No sé, a veces se me hace difícil creerlo… Sobre todo cuando veo, escucho y analizo lo que pasa. Esta nueva cultura del facilismo, del tomar lo que se necesita. Parece que la necesidad todo lo habilita y lo permite.

La necesidad tiene cara de hereje y en su nombre se cometen herejías. Si se necesita una casa, se toma un terreno y listo. Si se quiere un celular se lo roba, y lo mismo con un par de zapatillas, o una mochila, una imprenta para hacer dinero, terrenos fiscales en la provincia de Santa Cruz para hacer hoteles, o lo que sea. Todo es sencillo e instantáneo.

Esta nueva cultura iguala para abajo, es mas sencillo, es mas justo y parejo. Por eso la nota mas baja es un 4 para que nos niños aprendan a que no deben esforzarse demasiado,  y estudien poquito para no fatigar el seso.

Después, cuando son mas grandecitos, entran a una agrupación política que funciona como una agencia de colocaciones. Ahí aprenden que el merito los hace llegar alto, muy alto. Porque cuanto mas chupamedias son, mas ascienden, y por supuesto más ceros tiene su salario.

No importa que no vayan nunca a trabajar, eso es lo de menos. Siempre habrá algún empleadito de poca monta. Que hace muchos años que esta donde está, y que estudió para estarlo. Pero como no sirve para nada mas que para hacer su trabajo, nunca asciende.

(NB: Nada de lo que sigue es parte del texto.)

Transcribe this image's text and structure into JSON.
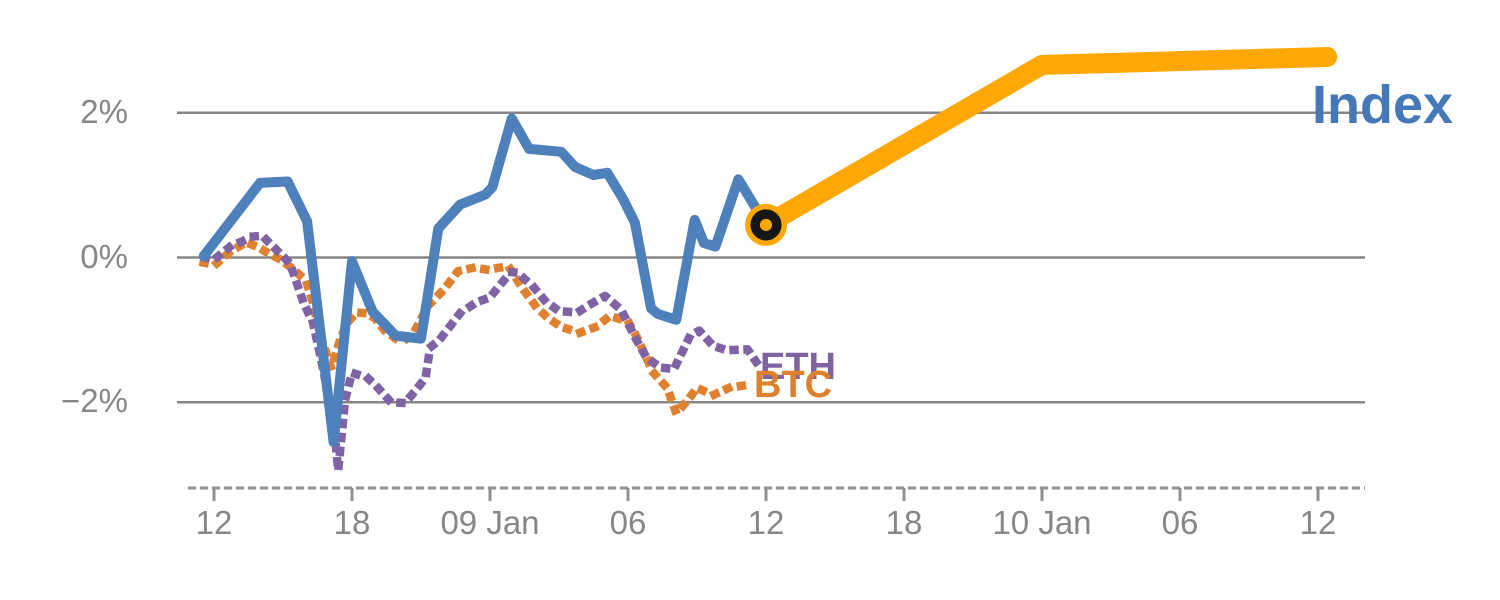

Lo importante no es el trabajo sino el número, la manada, el bulto  que hagan  en los actos.  La incultura los hace dóciles,  obedientes, eso los hace permeables. Ellos son como autómatas que repiten todo cuanto se les indique como si eso fuera la voz de Dios. Es sencillo, no hay mucho que pensar, después de todo, ellos piensan por todos.

Lo importante es defender a los que menos tienen, y por supuesto, defender a los que menos roban. Después de todo… como decía mi abuela:”entre bueyes no hay cornada”.

Ellos tienen derechos y garantías, nosotros somos ejecutados como bestias salvajes por defender a nuestras familias,  lo que tanto costo conseguir, o guiados por la impotencia. Ellos tal vez piensen que son mejores, por que son iguales a ellos, los que no están enterados de nada.

Los que piensan que es mejor negar que asumir, ignorar que conocer. El darse por enterado genera es complejo y costoso. Es mejor mantener una ficción y tapar todo, un vicepresidente chorro y falsificador. Amigos que todo lo tienen y que todo lo tapan.

En ocasiones me avergüenzan las cosas que ocurren en mi país. Como me gustaría que todo cambiara, como me gustaría que  todo fuera mejor. Y que los gobernantes no solo estén a nuestra altura, sino que nos superen.

Seguramente eso ocurra algún día, yo desde mi pequeño bastión de las causas perdidas, no pierdo las esperanzas.